As of 2025, Curaçao remains in a protracted period of monetary transition, still utilizing the Netherlands Antillean guilder (ANG) as its official currency. This situation is a legacy of the dissolution of the Netherlands Antilles in 2010, which left Curaçao and Sint Maarten sharing the common currency managed by the Centrale Bank van Curaçao en Sint Maarten (CBCS). The long-stated goal has been to introduce a new, independent currency, the Caribbean guilder, but its implementation has faced repeated delays due to technical complexities, economic instability, and the need for seamless alignment with fiscal and monetary policy.
The primary driver for the proposed change is political and economic sovereignty, aiming to sever the final formal monetary tie with Sint Maarten and provide the CBCS with tools more directly responsive to Curaçao's specific economic conditions. However, the transition is fraught with challenges. The economy, heavily reliant on tourism and international financial services, requires absolute stability, and any misstep in introducing a new currency risks inflation and loss of public confidence.
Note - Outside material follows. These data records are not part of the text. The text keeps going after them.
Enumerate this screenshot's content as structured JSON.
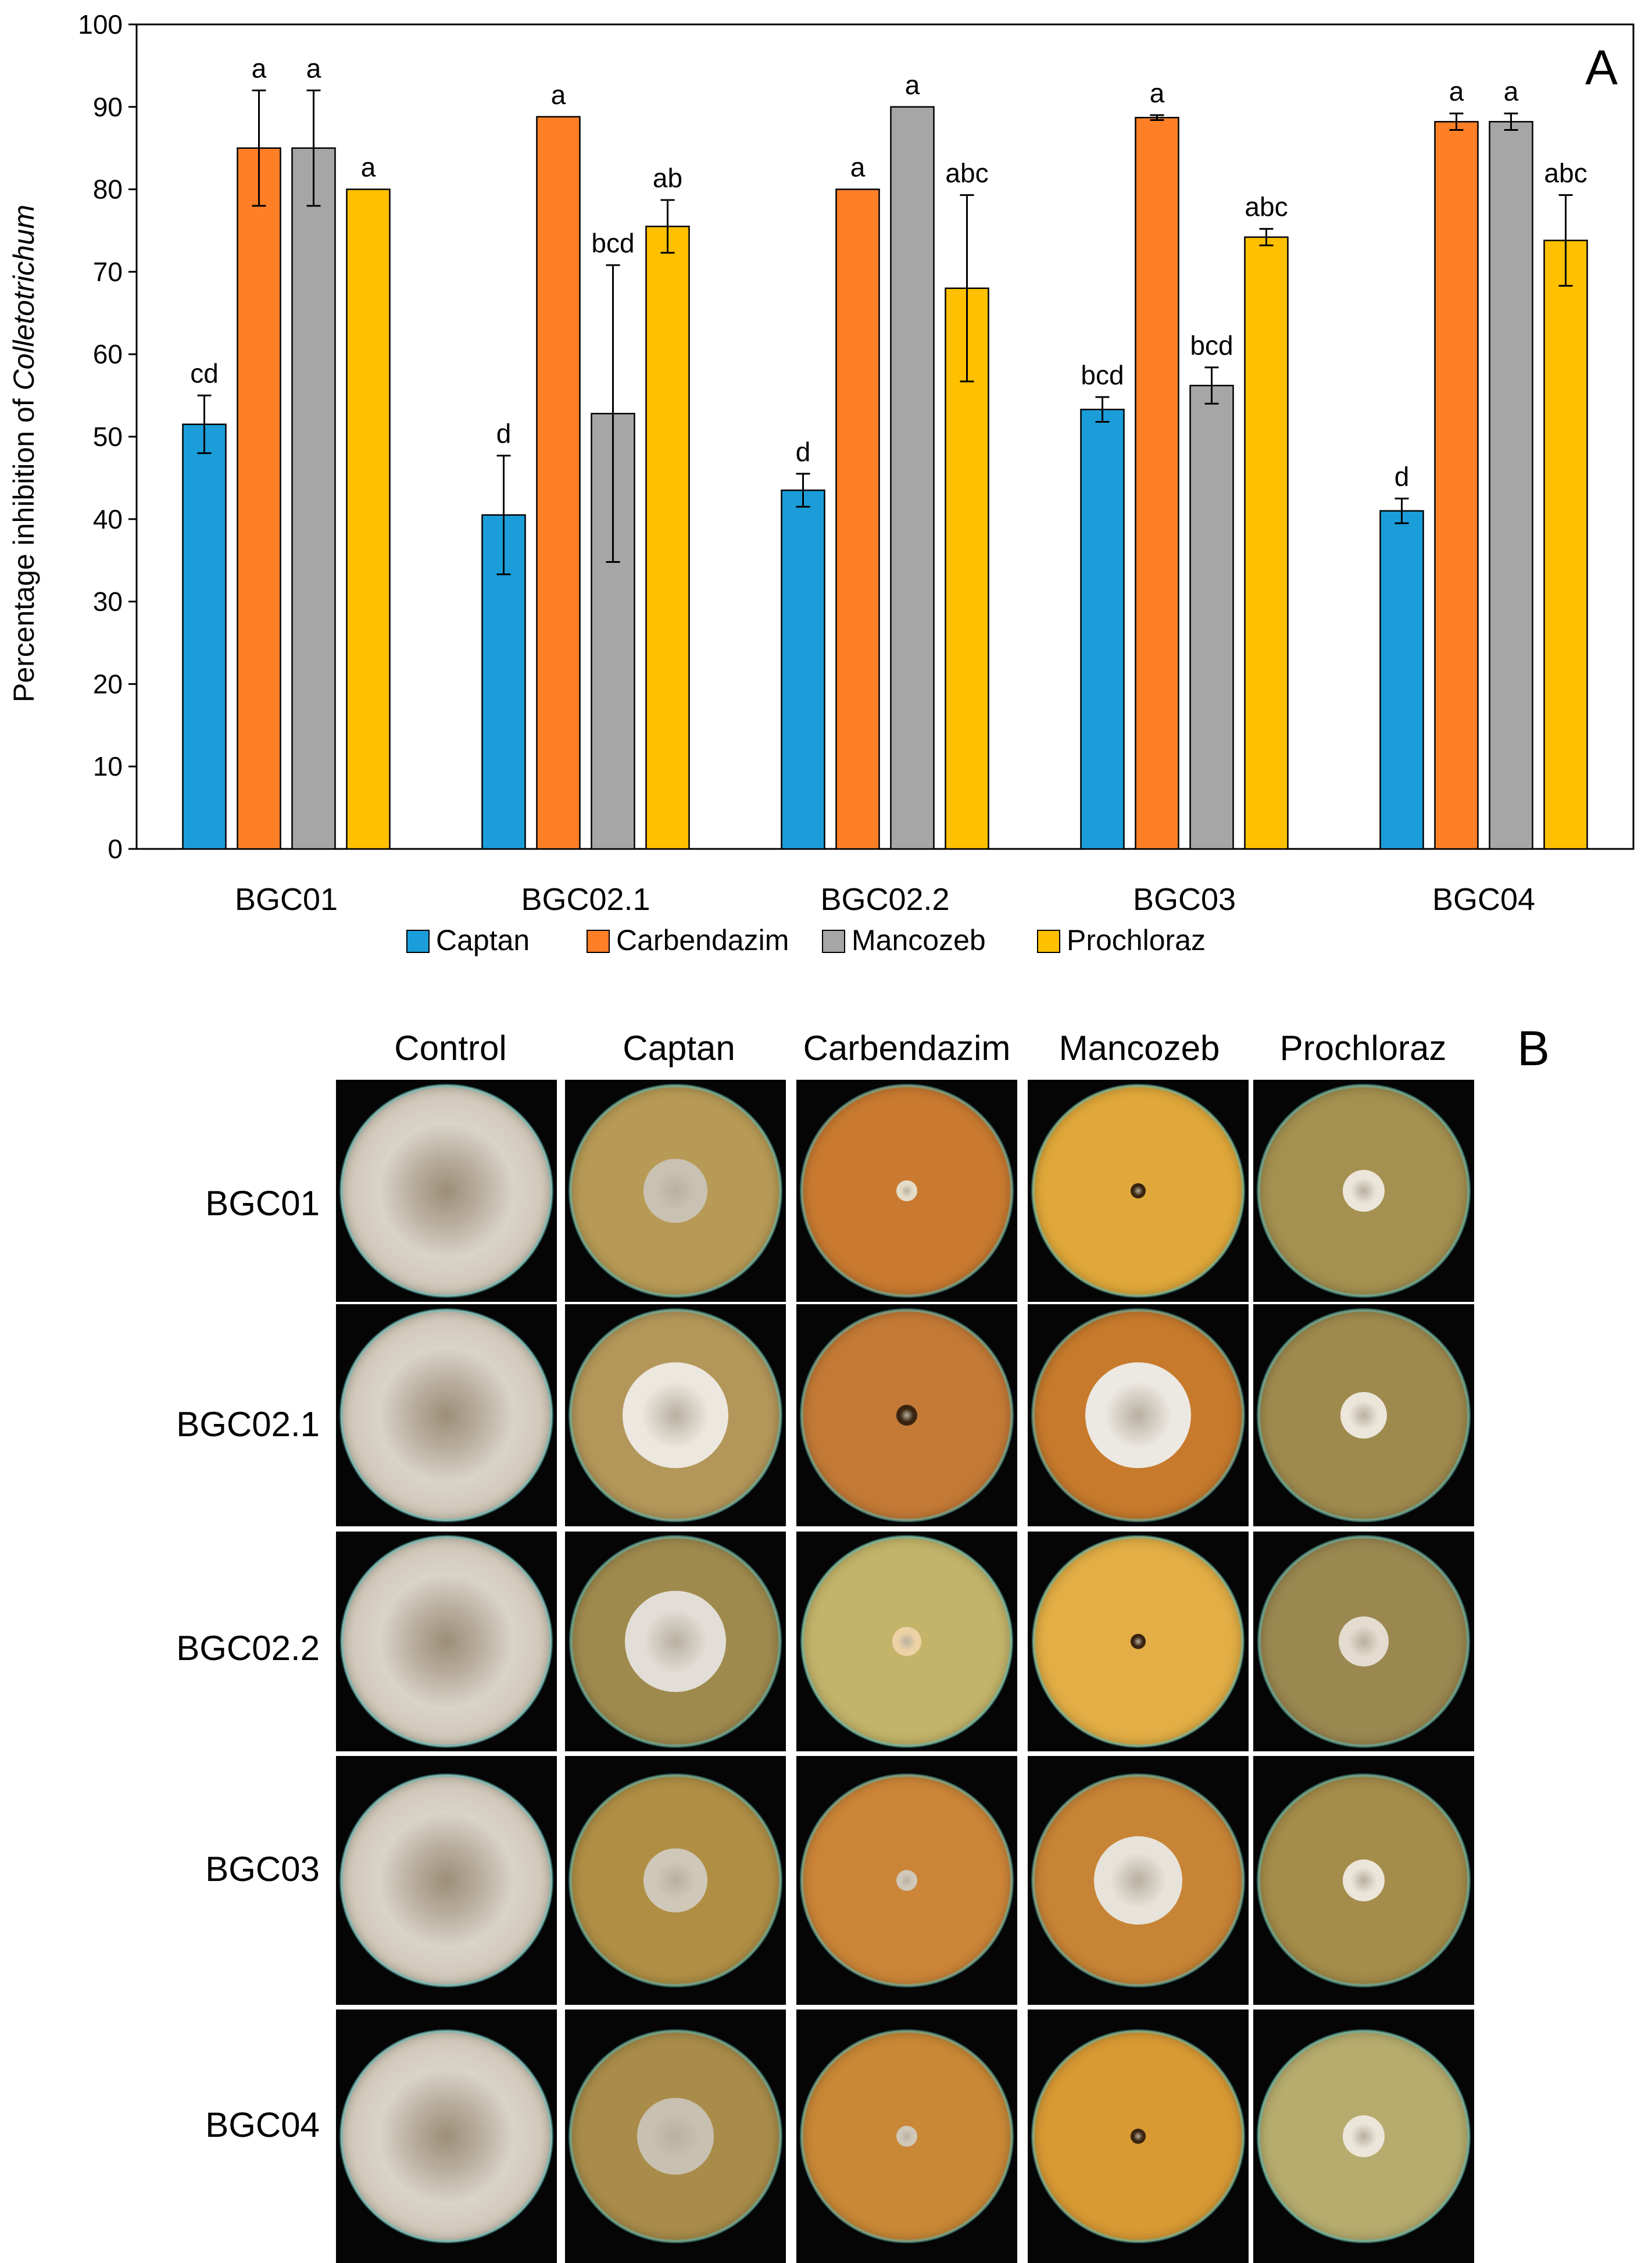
{
  "panel_a_letter": "A",
  "panel_b_letter": "B",
  "chart_data": {
    "type": "bar",
    "title": "",
    "xlabel": "",
    "ylabel_prefix": "Percentage inhibition of ",
    "ylabel_italic": "Colletotrichum",
    "ylim": [
      0,
      100
    ],
    "yticks": [
      0,
      10,
      20,
      30,
      40,
      50,
      60,
      70,
      80,
      90,
      100
    ],
    "grid": false,
    "legend_position": "bottom",
    "categories": [
      "BGC01",
      "BGC02.1",
      "BGC02.2",
      "BGC03",
      "BGC04"
    ],
    "series": [
      {
        "name": "Captan",
        "color": "#1b9dd9",
        "values": [
          51.5,
          40.5,
          43.5,
          53.3,
          41.0
        ],
        "errors": [
          3.5,
          7.2,
          2.0,
          1.5,
          1.5
        ],
        "letters": [
          "cd",
          "d",
          "d",
          "bcd",
          "d"
        ]
      },
      {
        "name": "Carbendazim",
        "color": "#ff7f27",
        "values": [
          85.0,
          88.8,
          80.0,
          88.7,
          88.2
        ],
        "errors": [
          7.0,
          0,
          0,
          0.3,
          1.0
        ],
        "letters": [
          "a",
          "a",
          "a",
          "a",
          "a"
        ]
      },
      {
        "name": "Mancozeb",
        "color": "#a6a6a6",
        "values": [
          85.0,
          52.8,
          90.0,
          56.2,
          88.2
        ],
        "errors": [
          7.0,
          18.0,
          0,
          2.2,
          1.0
        ],
        "letters": [
          "a",
          "bcd",
          "a",
          "bcd",
          "a"
        ]
      },
      {
        "name": "Prochloraz",
        "color": "#ffc000",
        "values": [
          80.0,
          75.5,
          68.0,
          74.2,
          73.8
        ],
        "errors": [
          0,
          3.2,
          11.3,
          1.0,
          5.5
        ],
        "letters": [
          "a",
          "ab",
          "abc",
          "abc",
          "abc"
        ]
      }
    ]
  },
  "plates": {
    "columns": [
      "Control",
      "Captan",
      "Carbendazim",
      "Mancozeb",
      "Prochloraz"
    ],
    "rows": [
      "BGC01",
      "BGC02.1",
      "BGC02.2",
      "BGC03",
      "BGC04"
    ]
  }
}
Furthermore, the peg to the US dollar (1.79 ANG:1 USD), a cornerstone of financial stability for decades, must be meticulously maintained for the new currency to ensure no disruption to trade, investment, and the cost of living.
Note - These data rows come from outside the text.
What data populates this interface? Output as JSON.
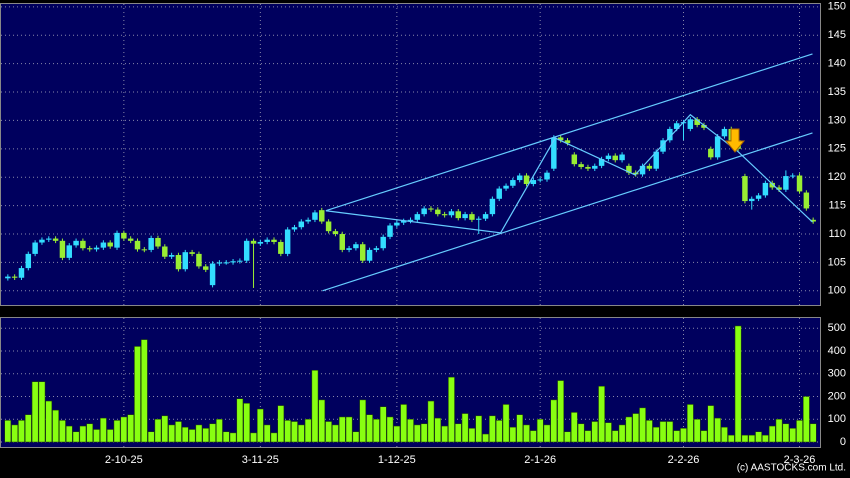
{
  "chart_data": [
    {
      "type": "candlestick",
      "xlim": [
        -1,
        119
      ],
      "ylim": [
        97.5,
        150.5
      ],
      "yticks": [
        100,
        105,
        110,
        115,
        120,
        125,
        130,
        135,
        140,
        145,
        150
      ],
      "xticks": [
        17,
        37,
        57,
        78,
        99,
        116
      ],
      "grid": true,
      "up_color": "#33ddff",
      "down_color": "#99ee33",
      "open": [
        102.2,
        102.5,
        102.3,
        104,
        106.5,
        108.5,
        109,
        109.2,
        108.8,
        105.8,
        108,
        108.8,
        107.5,
        107.3,
        107.6,
        108.5,
        107.6,
        110.2,
        109.2,
        108.8,
        107.3,
        107.2,
        109.3,
        107.8,
        106,
        106.3,
        103.8,
        106.8,
        106.5,
        104.3,
        101,
        104.8,
        105,
        105,
        105.2,
        105.3,
        108.8,
        108.3,
        108.6,
        109,
        108.6,
        106.5,
        110.8,
        111.2,
        112.2,
        112.5,
        114.2,
        112.2,
        110.5,
        110,
        107.2,
        107.5,
        108.2,
        105.3,
        107.2,
        107.5,
        109.5,
        111.5,
        112,
        112.3,
        112.5,
        113.5,
        114.5,
        114.3,
        113.5,
        113.3,
        114,
        112.8,
        113.5,
        112.5,
        112.7,
        113.5,
        116.2,
        118,
        118.5,
        119.5,
        120.3,
        118.8,
        119.5,
        119.6,
        121.5,
        127,
        126.5,
        124,
        122.3,
        121.8,
        121.5,
        122,
        123.2,
        123.8,
        123,
        122,
        120.8,
        120.5,
        122,
        121.5,
        124.5,
        126.5,
        128.5,
        129.5,
        128.5,
        130.2,
        129.2,
        125,
        123.5,
        127.2,
        128.5,
        126.5,
        120.2,
        115.8,
        116.2,
        116.8,
        119,
        118.2,
        117.8,
        120.2,
        120.3,
        117.3,
        112.5
      ],
      "high": [
        102.9,
        102.9,
        104.4,
        106.9,
        108.9,
        109.4,
        109.6,
        109.6,
        109.2,
        108.4,
        109.2,
        109.2,
        107.9,
        108,
        108.9,
        108.9,
        110.6,
        110.6,
        109.6,
        109.2,
        107.7,
        109.7,
        109.7,
        108.2,
        106.7,
        106.7,
        107.2,
        107.2,
        106.9,
        104.7,
        105.2,
        105.4,
        105.4,
        105.6,
        105.7,
        109.2,
        109.2,
        109,
        109.4,
        109.4,
        109,
        111.2,
        111.6,
        112.6,
        112.9,
        114.2,
        114.6,
        112.6,
        110.9,
        110.4,
        107.9,
        108.6,
        108.6,
        107.6,
        107.9,
        109.9,
        111.9,
        112.4,
        112.7,
        112.9,
        113.9,
        114.9,
        114.9,
        114.7,
        113.9,
        114.4,
        114.4,
        113.9,
        113.9,
        113.1,
        113.9,
        116.6,
        118.4,
        118.9,
        119.9,
        120.7,
        120.7,
        119.9,
        120,
        121.2,
        127.4,
        127.4,
        126.9,
        124.4,
        122.7,
        122.2,
        122.4,
        123.6,
        124.2,
        124.2,
        124.4,
        122.4,
        121.2,
        122.4,
        122.4,
        124.9,
        126.9,
        128.9,
        129.9,
        130.1,
        130.6,
        130.6,
        129.6,
        125.4,
        127.6,
        128.9,
        128.9,
        126.9,
        120.6,
        116.6,
        117.2,
        119.4,
        119.4,
        118.6,
        121.2,
        120.7,
        120.7,
        117.7,
        112.9
      ],
      "low": [
        101.8,
        101.9,
        101.9,
        103.6,
        106.1,
        108.1,
        108.6,
        108.4,
        105.4,
        105.4,
        107.6,
        107.1,
        106.9,
        106.9,
        107.2,
        107.4,
        107.2,
        108.8,
        108.4,
        106.9,
        106.8,
        106.8,
        107.4,
        105.6,
        105.6,
        103.4,
        103.4,
        106.1,
        103.9,
        103.3,
        100.6,
        104.4,
        104.6,
        104.6,
        104.8,
        104.9,
        100.5,
        107.9,
        108.2,
        108.2,
        106.1,
        106.1,
        110.4,
        110.8,
        111.8,
        112.1,
        111.8,
        110.1,
        109.6,
        106.8,
        106.8,
        107.1,
        104.9,
        104.9,
        106.8,
        107.1,
        109.1,
        111.1,
        111.6,
        111.9,
        112.1,
        113.1,
        113.9,
        113.1,
        112.9,
        112.9,
        112.4,
        112.4,
        112.1,
        110,
        112.3,
        113.1,
        115.8,
        117.6,
        118.1,
        119.1,
        118.4,
        118.4,
        119.1,
        119.2,
        121.1,
        126.1,
        125.6,
        121.9,
        121.4,
        121.1,
        121.1,
        121.6,
        122.8,
        122.6,
        122.6,
        120.4,
        120.1,
        120.1,
        121.1,
        121.1,
        124.1,
        126.1,
        128.1,
        126.5,
        128.1,
        128.8,
        128.3,
        123.1,
        123.1,
        126.8,
        126.1,
        124.6,
        115.4,
        114.3,
        115.8,
        116.4,
        117.8,
        117.4,
        117.4,
        119.8,
        117.1,
        114.1,
        111.8
      ],
      "close": [
        102.5,
        102.3,
        104,
        106.5,
        108.5,
        109,
        109.2,
        108.8,
        105.8,
        108,
        108.8,
        107.5,
        107.3,
        107.6,
        108.5,
        107.8,
        110.2,
        109.2,
        108.8,
        107.3,
        107.2,
        109.3,
        107.8,
        106,
        106.3,
        103.8,
        106.8,
        106.5,
        104.3,
        103.7,
        104.8,
        105,
        105,
        105.2,
        105.3,
        108.8,
        108.3,
        108.6,
        109,
        108.6,
        106.5,
        110.8,
        111.2,
        112.2,
        112.5,
        113.8,
        112.2,
        110.5,
        110,
        107.2,
        107.5,
        108.2,
        105.3,
        107.2,
        107.5,
        109.5,
        111.5,
        112,
        112.3,
        112.5,
        113.5,
        114.5,
        114.3,
        113.5,
        113.3,
        114,
        112.8,
        113.5,
        112.5,
        112.7,
        113.5,
        116.2,
        118,
        118.5,
        119.5,
        120.3,
        118.8,
        119.5,
        119.6,
        120.8,
        127,
        126.5,
        126,
        122.3,
        121.8,
        121.5,
        122,
        123.2,
        123.8,
        123,
        124,
        120.8,
        120.5,
        122,
        121.5,
        124.5,
        126.5,
        128.5,
        129.5,
        129.7,
        130.2,
        129.2,
        128.7,
        123.5,
        127.2,
        128.5,
        126.5,
        125,
        115.8,
        116.2,
        116.8,
        119,
        118.2,
        117.8,
        120.2,
        120.3,
        117.5,
        114.5,
        112.2
      ],
      "lines": [
        {
          "color": "#66ccff",
          "x": [
            46.6,
            117.9
          ],
          "y": [
            114.1,
            141.7
          ]
        },
        {
          "color": "#66ccff",
          "x": [
            46.1,
            117.9
          ],
          "y": [
            100,
            127.8
          ]
        },
        {
          "color": "#66ccff",
          "x": [
            46.6,
            72.2,
            80.2,
            91.9,
            100,
            107,
            117.9
          ],
          "y": [
            114.1,
            110.2,
            126.9,
            120.4,
            131,
            124.5,
            112.1
          ]
        }
      ]
    },
    {
      "type": "bar",
      "xlim": [
        -1,
        119
      ],
      "ylim": [
        -22,
        545
      ],
      "yticks": [
        0,
        100,
        200,
        300,
        400,
        500
      ],
      "xticks": [
        {
          "value": 17,
          "label": "2-10-25"
        },
        {
          "value": 37,
          "label": "3-11-25"
        },
        {
          "value": 57,
          "label": "1-12-25"
        },
        {
          "value": 78,
          "label": "2-1-26"
        },
        {
          "value": 99,
          "label": "2-2-26"
        },
        {
          "value": 116,
          "label": "2-3-26"
        }
      ],
      "grid": true,
      "color": "#88ff11",
      "source": "(c) AASTOCKS.com Ltd.",
      "values": [
        95,
        75,
        95,
        120,
        265,
        265,
        180,
        140,
        95,
        70,
        45,
        70,
        80,
        55,
        105,
        55,
        95,
        110,
        120,
        420,
        450,
        45,
        100,
        115,
        75,
        90,
        65,
        55,
        75,
        60,
        80,
        100,
        45,
        40,
        190,
        170,
        40,
        145,
        75,
        40,
        160,
        95,
        90,
        75,
        100,
        315,
        185,
        90,
        75,
        110,
        110,
        45,
        185,
        120,
        100,
        155,
        110,
        70,
        165,
        100,
        75,
        80,
        180,
        105,
        70,
        285,
        80,
        125,
        60,
        115,
        35,
        115,
        95,
        165,
        65,
        120,
        75,
        50,
        100,
        75,
        185,
        270,
        45,
        130,
        80,
        50,
        90,
        245,
        85,
        50,
        75,
        110,
        125,
        150,
        95,
        65,
        90,
        90,
        50,
        60,
        165,
        100,
        50,
        160,
        105,
        65,
        30,
        510,
        30,
        30,
        45,
        30,
        70,
        100,
        80,
        60,
        95,
        200,
        80
      ]
    }
  ]
}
Consequently, 2025 finds Curaçao in a holding pattern. Public communication from the CBCS and the government continues to reference the Caribbean guilder as a future objective, but without a definitive launch date. The focus remains on strengthening the economic fundamentals and finalizing the digital and physical infrastructure required for the switch. For residents and businesses, the practical reality is the continued use of the Antillean guilder, with the promise of change lingering on the horizon but subordinate to the paramount need for monetary stability.